Peter Abelard (1079-1142) was a French philosopher, considered one of the greatest thinkers of the 12th century. Among his works is "Sic et Non," a list of 158 philosophical and theological questions. His teachings were controversial, and he was repeatedly charged with heresy. Even with the controversy that surrounded him at times, nothing probably prepared him for the consequences of his love affair with Heloise, a relationship destined to change his life in dramatic ways.
Heloise (1101-1164) was the niece and pride of Canon Fulbert. She was well-educated by her uncle in Paris. Abelard later writes in his "Historica Calamitatum": "Her uncle's love for her was equaled only by his desire that she should have the best education which he could possibly procure for her. Of no mean beauty, she stood out above all by reason of her abundant knowledge of letters."

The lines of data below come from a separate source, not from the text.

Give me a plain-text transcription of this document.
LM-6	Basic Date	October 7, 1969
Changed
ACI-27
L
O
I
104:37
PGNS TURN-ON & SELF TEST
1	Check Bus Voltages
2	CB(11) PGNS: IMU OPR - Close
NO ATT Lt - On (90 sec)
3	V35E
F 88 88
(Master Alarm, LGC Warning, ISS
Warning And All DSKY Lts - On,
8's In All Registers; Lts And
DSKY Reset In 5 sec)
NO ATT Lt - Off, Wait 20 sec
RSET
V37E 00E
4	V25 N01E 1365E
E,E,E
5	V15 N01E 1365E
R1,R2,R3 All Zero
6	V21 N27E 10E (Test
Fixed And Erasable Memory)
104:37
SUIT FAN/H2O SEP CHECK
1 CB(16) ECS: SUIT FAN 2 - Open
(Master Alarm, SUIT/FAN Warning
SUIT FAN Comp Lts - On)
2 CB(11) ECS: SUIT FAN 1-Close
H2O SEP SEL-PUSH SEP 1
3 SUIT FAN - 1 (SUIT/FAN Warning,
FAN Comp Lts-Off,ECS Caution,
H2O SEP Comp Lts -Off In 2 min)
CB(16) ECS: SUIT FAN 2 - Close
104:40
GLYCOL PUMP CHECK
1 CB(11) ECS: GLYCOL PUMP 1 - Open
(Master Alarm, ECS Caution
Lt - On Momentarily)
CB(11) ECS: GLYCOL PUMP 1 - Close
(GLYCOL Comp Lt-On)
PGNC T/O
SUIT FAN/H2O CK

Wishing to become acquainted with Heloise, Abelard persuaded Fulbert to allow him to teach Heloise. Using the pretext that his own house was a "handicap" to his studies, Abelard further moved in to the house of Heloise and her uncle. She was supposedly a great beauty, one of the most well-educated women of her time; so, perhaps it's not surprising that Abelard and she became lovers. Also, she was more than 20 years younger than Abelard... And, of course, Fulbert discovered their love, as Abelard would later write: "Oh, how great was the uncle's grief when he learned the truth, and how bitter was the sorrow of the lovers when we were forced to part!"
They were separated, but that didn't end the affair. Instead, they discovered that Heloise was pregnant... She left her uncle's house when he was not at home; and she stayed with Abelard's sister until Astrolabe was born.

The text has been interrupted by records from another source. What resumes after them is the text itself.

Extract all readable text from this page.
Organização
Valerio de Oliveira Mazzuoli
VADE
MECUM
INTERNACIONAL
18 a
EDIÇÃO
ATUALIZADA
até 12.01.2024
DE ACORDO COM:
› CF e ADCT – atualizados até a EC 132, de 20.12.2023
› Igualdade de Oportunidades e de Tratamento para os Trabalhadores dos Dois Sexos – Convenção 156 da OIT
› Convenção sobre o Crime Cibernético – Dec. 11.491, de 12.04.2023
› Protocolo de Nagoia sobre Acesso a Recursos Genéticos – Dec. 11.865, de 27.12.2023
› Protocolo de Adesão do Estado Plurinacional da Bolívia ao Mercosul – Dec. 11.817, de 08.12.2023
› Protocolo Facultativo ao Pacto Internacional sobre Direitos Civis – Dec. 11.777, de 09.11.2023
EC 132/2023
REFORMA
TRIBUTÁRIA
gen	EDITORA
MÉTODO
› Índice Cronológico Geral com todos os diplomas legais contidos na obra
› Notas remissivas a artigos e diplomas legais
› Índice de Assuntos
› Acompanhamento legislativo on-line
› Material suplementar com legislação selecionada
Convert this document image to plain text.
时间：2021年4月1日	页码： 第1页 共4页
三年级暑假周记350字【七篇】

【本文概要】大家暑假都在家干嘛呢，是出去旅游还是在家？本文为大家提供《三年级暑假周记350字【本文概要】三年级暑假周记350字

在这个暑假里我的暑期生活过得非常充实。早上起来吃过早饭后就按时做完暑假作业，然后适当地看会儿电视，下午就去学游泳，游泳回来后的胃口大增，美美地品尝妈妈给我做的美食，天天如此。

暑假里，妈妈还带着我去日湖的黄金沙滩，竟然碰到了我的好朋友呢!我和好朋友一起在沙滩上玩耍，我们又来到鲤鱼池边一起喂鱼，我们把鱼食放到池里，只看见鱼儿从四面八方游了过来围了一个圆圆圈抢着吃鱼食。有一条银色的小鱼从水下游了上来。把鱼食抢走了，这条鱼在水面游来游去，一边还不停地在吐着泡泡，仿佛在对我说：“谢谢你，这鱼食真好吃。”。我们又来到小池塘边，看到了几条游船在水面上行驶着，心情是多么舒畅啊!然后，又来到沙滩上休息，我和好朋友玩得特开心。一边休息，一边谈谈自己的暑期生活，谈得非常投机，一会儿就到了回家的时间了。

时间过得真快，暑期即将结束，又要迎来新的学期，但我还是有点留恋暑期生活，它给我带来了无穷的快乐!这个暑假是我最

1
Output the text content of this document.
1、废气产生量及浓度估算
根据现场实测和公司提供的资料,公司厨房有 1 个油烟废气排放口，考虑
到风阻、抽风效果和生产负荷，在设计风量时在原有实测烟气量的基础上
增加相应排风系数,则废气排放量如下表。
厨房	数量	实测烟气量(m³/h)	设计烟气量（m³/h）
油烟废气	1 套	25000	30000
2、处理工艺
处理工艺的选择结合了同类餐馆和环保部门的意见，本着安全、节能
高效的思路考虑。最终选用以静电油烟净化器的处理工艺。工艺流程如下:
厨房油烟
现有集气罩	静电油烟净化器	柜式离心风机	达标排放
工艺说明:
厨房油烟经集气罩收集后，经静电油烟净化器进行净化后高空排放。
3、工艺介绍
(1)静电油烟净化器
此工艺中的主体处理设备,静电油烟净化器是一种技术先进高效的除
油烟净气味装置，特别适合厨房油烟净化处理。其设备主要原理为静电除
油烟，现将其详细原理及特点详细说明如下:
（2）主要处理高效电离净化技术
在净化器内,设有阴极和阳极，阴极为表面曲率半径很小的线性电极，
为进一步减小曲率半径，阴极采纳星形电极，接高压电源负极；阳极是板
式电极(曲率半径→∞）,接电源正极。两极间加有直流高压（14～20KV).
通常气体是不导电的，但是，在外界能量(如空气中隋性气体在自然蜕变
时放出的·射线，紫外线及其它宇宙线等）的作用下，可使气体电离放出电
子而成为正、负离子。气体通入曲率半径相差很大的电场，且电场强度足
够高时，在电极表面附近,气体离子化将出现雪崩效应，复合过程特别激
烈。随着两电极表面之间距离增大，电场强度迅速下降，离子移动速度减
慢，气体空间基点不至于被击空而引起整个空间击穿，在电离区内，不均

Abelard asked for Fulbert's forgiveness, and permission to marry Heloise; then with Fulbert's assent, Abelard tried to persuade Heloise to marry him. In Chapter 7 of "Historia Calamitatum," Abelard wrote: "She, however, most violently disapproved of this, and for two chief reasons: the danger thereof, and the disgrace which it would bring upon me... What penalties, she said, would the world rightly demand of her if she should rob it of so shining a light!"

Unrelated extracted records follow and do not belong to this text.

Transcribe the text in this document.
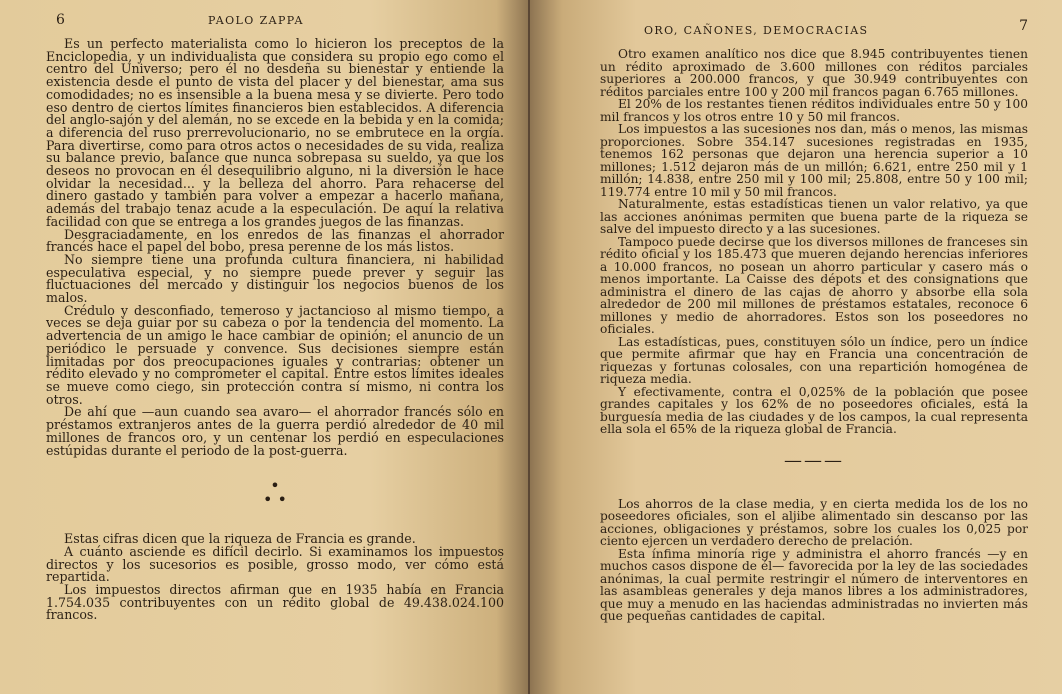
6	PAOLO ZAPPA

Es un perfecto materialista como lo hicieron los preceptos de la Enciclopedia, y un individualista que considera su propio ego como el centro del Universo; pero él no desdeña su bienestar y entiende la existencia desde el punto de vista del placer y del bienestar, ama sus comodidades; no es insensible a la buena mesa y se divierte. Pero todo eso dentro de ciertos límites financieros bien establecidos. A diferencia del anglo-sajón y del alemán, no se excede en la bebida y en la comida; a diferencia del ruso prerrevolucionario, no se embrutece en la orgía. Para divertirse, como para otros actos o necesidades de su vida, realiza su balance previo, balance que nunca sobrepasa su sueldo, ya que los deseos no provocan en él desequilibrio alguno, ni la diversión le hace olvidar la necesidad... y la belleza del ahorro. Para rehacerse del dinero gastado y también para volver a empezar a hacerlo mañana, además del trabajo tenaz acude a la especulación. De aquí la relativa facilidad con que se entrega a los grandes juegos de las finanzas.

Desgraciadamente, en los enredos de las finanzas el ahorrador francés hace el papel del bobo, presa perenne de los más listos.

No siempre tiene una profunda cultura financiera, ni habilidad especulativa especial, y no siempre puede prever y seguir las fluctuaciones del mercado y distinguir los negocios buenos de los malos.

Crédulo y desconfiado, temeroso y jactancioso al mismo tiempo, a veces se deja guiar por su cabeza o por la tendencia del momento. La advertencia de un amigo le hace cambiar de opinión; el anuncio de un periódico le persuade y convence. Sus decisiones siempre están limitadas por dos preocupaciones iguales y contrarias: obtener un rédito elevado y no comprometer el capital. Entre estos límites ideales se mueve como ciego, sin protección contra sí mismo, ni contra los otros.

De ahí que —aun cuando sea avaro— el ahorrador francés sólo en préstamos extranjeros antes de la guerra perdió alrededor de 40 mil millones de francos oro, y un centenar los perdió en especulaciones estúpidas durante el periodo de la post-guerra.

•
• •

Estas cifras dicen que la riqueza de Francia es grande.

A cuánto asciende es difícil decirlo. Si examinamos los impuestos directos y los sucesorios es posible, grosso modo, ver cómo está repartida.

Los impuestos directos afirman que en 1935 había en Francia 1.754.035 contribuyentes con un rédito global de 49.438.024.100 francos.

ORO, CAÑONES, DEMOCRACIAS	7

Otro examen analítico nos dice que 8.945 contribuyentes tienen un rédito aproximado de 3.600 millones con réditos parciales superiores a 200.000 francos, y que 30.949 contribuyentes con réditos parciales entre 100 y 200 mil francos pagan 6.765 millones.

El 20% de los restantes tienen réditos individuales entre 50 y 100 mil francos y los otros entre 10 y 50 mil francos.

Los impuestos a las sucesiones nos dan, más o menos, las mismas proporciones. Sobre 354.147 sucesiones registradas en 1935, tenemos 162 personas que dejaron una herencia superior a 10 millones; 1.512 dejaron más de un millón; 6.621, entre 250 mil y 1 millón; 14.838, entre 250 mil y 100 mil; 25.808, entre 50 y 100 mil; 119.774 entre 10 mil y 50 mil francos.

Naturalmente, estas estadísticas tienen un valor relativo, ya que las acciones anónimas permiten que buena parte de la riqueza se salve del impuesto directo y a las sucesiones.

Tampoco puede decirse que los diversos millones de franceses sin rédito oficial y los 185.473 que mueren dejando herencias inferiores a 10.000 francos, no posean un ahorro particular y casero más o menos importante. La Caisse des dépots et des consignations que administra el dinero de las cajas de ahorro y absorbe ella sola alrededor de 200 mil millones de préstamos estatales, reconoce 6 millones y medio de ahorradores. Estos son los poseedores no oficiales.

Las estadísticas, pues, constituyen sólo un índice, pero un índice que permite afirmar que hay en Francia una concentración de riquezas y fortunas colosales, con una repartición homogénea de riqueza media.

Y efectivamente, contra el 0,025% de la población que posee grandes capitales y los 62% de no poseedores oficiales, está la burguesía media de las ciudades y de los campos, la cual representa ella sola el 65% de la riqueza global de Francia.

———

Los ahorros de la clase media, y en cierta medida los de los no poseedores oficiales, son el aljibe alimentado sin descanso por las acciones, obligaciones y préstamos, sobre los cuales los 0,025 por ciento ejercen un verdadero derecho de prelación.

Esta ínfima minoría rige y administra el ahorro francés —y en muchos casos dispone de él— favorecida por la ley de las sociedades anónimas, la cual permite restringir el número de interventores en las asambleas generales y deja manos libres a los administradores, que muy a menudo en las haciendas administradas no invierten más que pequeñas cantidades de capital.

When she finally agreed to become Abelard's wife, Heloise told him, "Then there is no more left but this, that in our doom the sorrow yet to come shall be no less than the love we two have already known." In regard to that statement, Abelard later wrote, in his "Historica," "Nor in this, as now the whole world knows, did she lack the spirit of prophecy."
Secretly married, the couple left Astrolabe with Abelard's sister. When Heloise went to stay with the nuns at Argenteuil, her uncle and kinsmen believe Abelard had cast her off, forcing her to become a nun.
Violently incensed, they laid a plot against me, and one night while I all unsuspecting was asleep in a secret room in my lodgings, they broke in with the help of one of my servants whom they had bribed. There they had vengeance on me with a most cruel and most shameful punishment, such as astounded the whole world; for they cut off those parts of my body with which I had done that which was the cause of their sorrow.